Pipeline bubbles can be reduced (1F1B schedule, Megatron’s interleaved schedule, GPipe with smaller micro-batches), but never eliminated; PP always has some efficiency penalty.
TP communication scales with activation size and is per-layer; PP communication scales with activation size and is per-stage-boundary.
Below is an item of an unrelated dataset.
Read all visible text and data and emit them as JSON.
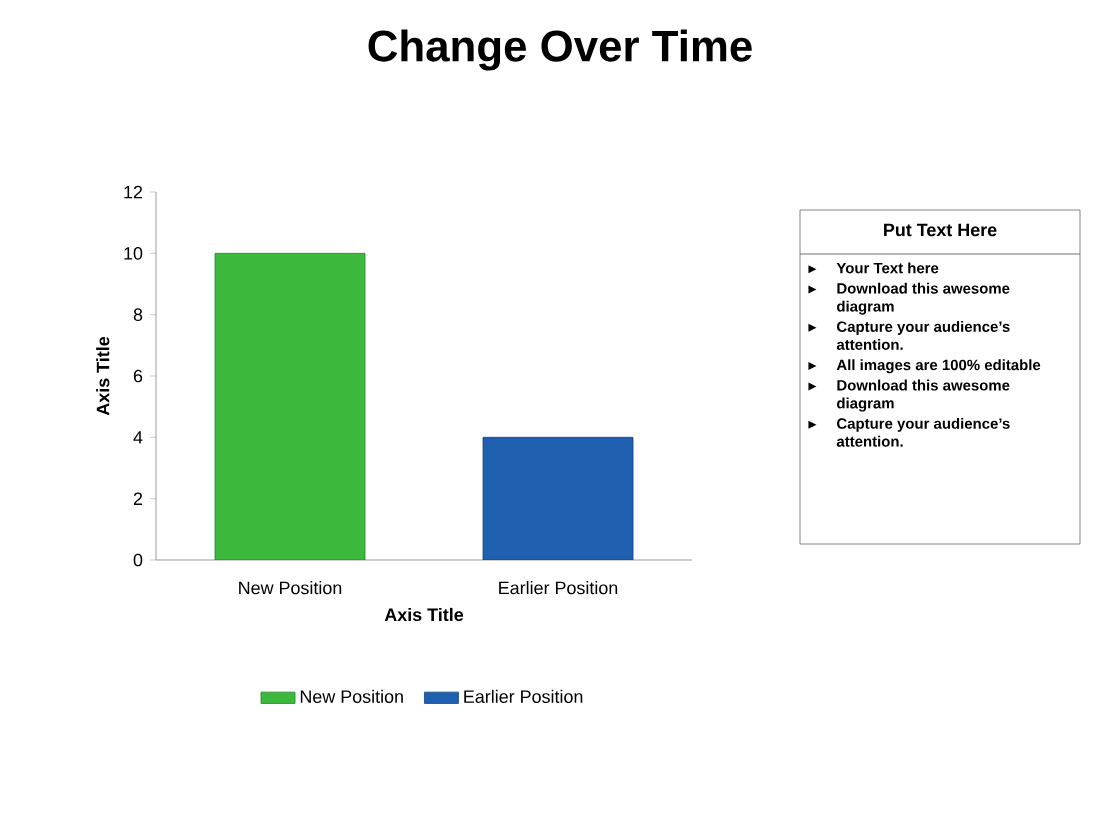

PP needs less aggregate bandwidth.
Concrete Walkthrough
70B model on 16 GPUs:
Option A: pure DP
Per-GPU memory needed: 70B * 2 * 5 (params, grads, opt states with Adam) ≈ 700 GB.
No way it fits.
Option B: ZeRO-3 (FSDP), 16-way
Per-GPU memory: 700 / 16 ≈ 44 GB.
Plus all-gather buffer (size of largest layer): ~2 GB.
Plus activations: ~10 GB with checkpointing.
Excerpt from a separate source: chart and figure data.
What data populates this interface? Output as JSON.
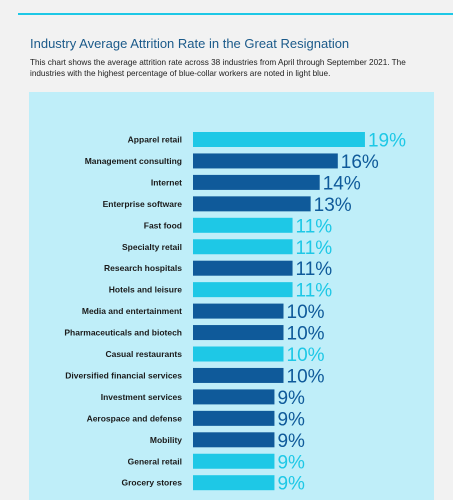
{
  "header": {
    "title": "Industry Average Attrition Rate in the Great Resignation",
    "subtitle": "This chart shows the average attrition rate across 38 industries from April through September 2021. The industries with the highest percentage of blue-collar workers are noted in light blue."
  },
  "colors": {
    "blue_collar": "#1ec8e6",
    "other": "#0f5a9a",
    "panel": "#bfeef9",
    "accent_rule": "#1ec8e6"
  },
  "chart_data": {
    "type": "bar",
    "orientation": "horizontal",
    "categories": [
      "Apparel retail",
      "Management consulting",
      "Internet",
      "Enterprise software",
      "Fast food",
      "Specialty retail",
      "Research hospitals",
      "Hotels and leisure",
      "Media and entertainment",
      "Pharmaceuticals and biotech",
      "Casual restaurants",
      "Diversified financial services",
      "Investment services",
      "Aerospace and defense",
      "Mobility",
      "General retail",
      "Grocery stores"
    ],
    "values": [
      19,
      16,
      14,
      13,
      11,
      11,
      11,
      11,
      10,
      10,
      10,
      10,
      9,
      9,
      9,
      9,
      9
    ],
    "labels": [
      "19%",
      "16%",
      "14%",
      "13%",
      "11%",
      "11%",
      "11%",
      "11%",
      "10%",
      "10%",
      "10%",
      "10%",
      "9%",
      "9%",
      "9%",
      "9%",
      "9%"
    ],
    "blue_collar": [
      true,
      false,
      false,
      false,
      true,
      true,
      false,
      true,
      false,
      false,
      true,
      false,
      false,
      false,
      false,
      true,
      true
    ],
    "grid": false,
    "legend": "none"
  }
}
Total: ~56 GB. Fits in 80 GB.
Option C: TP=4 + DP=4
Each layer's weights split 4 ways: per-GPU param memory = 70B * 2 / 4 = 35 GB.
Then DP=4 for the four TP groups: same memory, just more replicas of the splits.
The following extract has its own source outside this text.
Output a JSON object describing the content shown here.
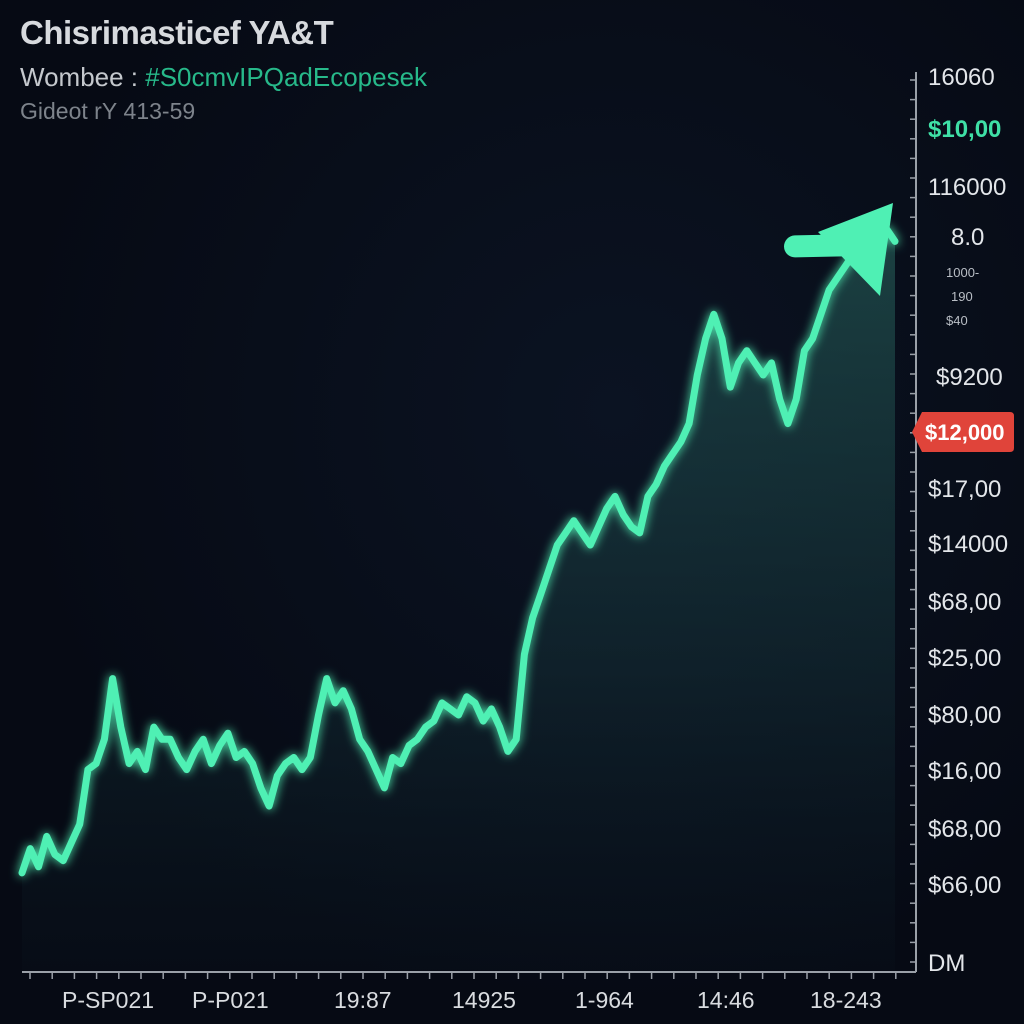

Per-GPU optimizer (fp32 Adam) = 70B * 12 / 4 = 210 GB. Too much without state sharding.
Add ZeRO-1: optimizer / 4 = 53 GB.
Per-GPU total: 35 (params, fp16) + 35 (grads) + 53 (opt) + ~10 (activations) = 133 GB. Still too much.
Option D: TP=4 + PP=2 + DP=2
Per-GPU params: 70B * 2 / (4 * 2) = 17.5 GB.
Per-GPU opt: 70B * 12 / (4 * 2) = 105 GB. With ZeRO-1 over the DP=2: 52.5 GB. Hmm.
Need to push further: TP=4, PP=4, DP=1.
Per-GPU params: 70B * 2 / (4 * 4) = 8.75 GB.
Optimizer (no DP): 70B * 12 / (4 * 4) = 52.5 GB.
Activations: ~10 GB per stage with checkpointing.
Total: 8.75 + 8.75 (grads) + 52.5 + 10 = 80 GB. Tight but fits.
Real systems trade off: usually TP=8 within a node, PP=multiple-stages across nodes, DP for replication. Plus FSDP for state sharding.
Key Sources
- megatron-lm-training-multi-billion-parameter-language-models — TP foundation paper
- zero-memory-optimizations-trillion-parameter-models — orthogonal axis (state sharding)
- pytorch-fsdp-fully-sharded-data-parallel — modern open implementation
Related Concepts
- distributed-training — broader category
- tensor-parallel — intra-layer axis
- data-parallel — orthogonal data axis
- memory-efficiency — driving constraint
Open Questions
- Optimal placement. Given a model and a cluster, what TP/PP/DP/sharding split minimizes wall-clock time? Manual today; partial automation in DeepSpeed AutoTuning, Alpa, PyTorch DTensor.
- Pipeline scheduling. 1F1B, interleaved, ZB-PP all reduce bubbles in different ways; the tradeoff space is large.
- Heterogeneous parallelism. Different layers may benefit from different splits. Some libraries (Alpa) automate this.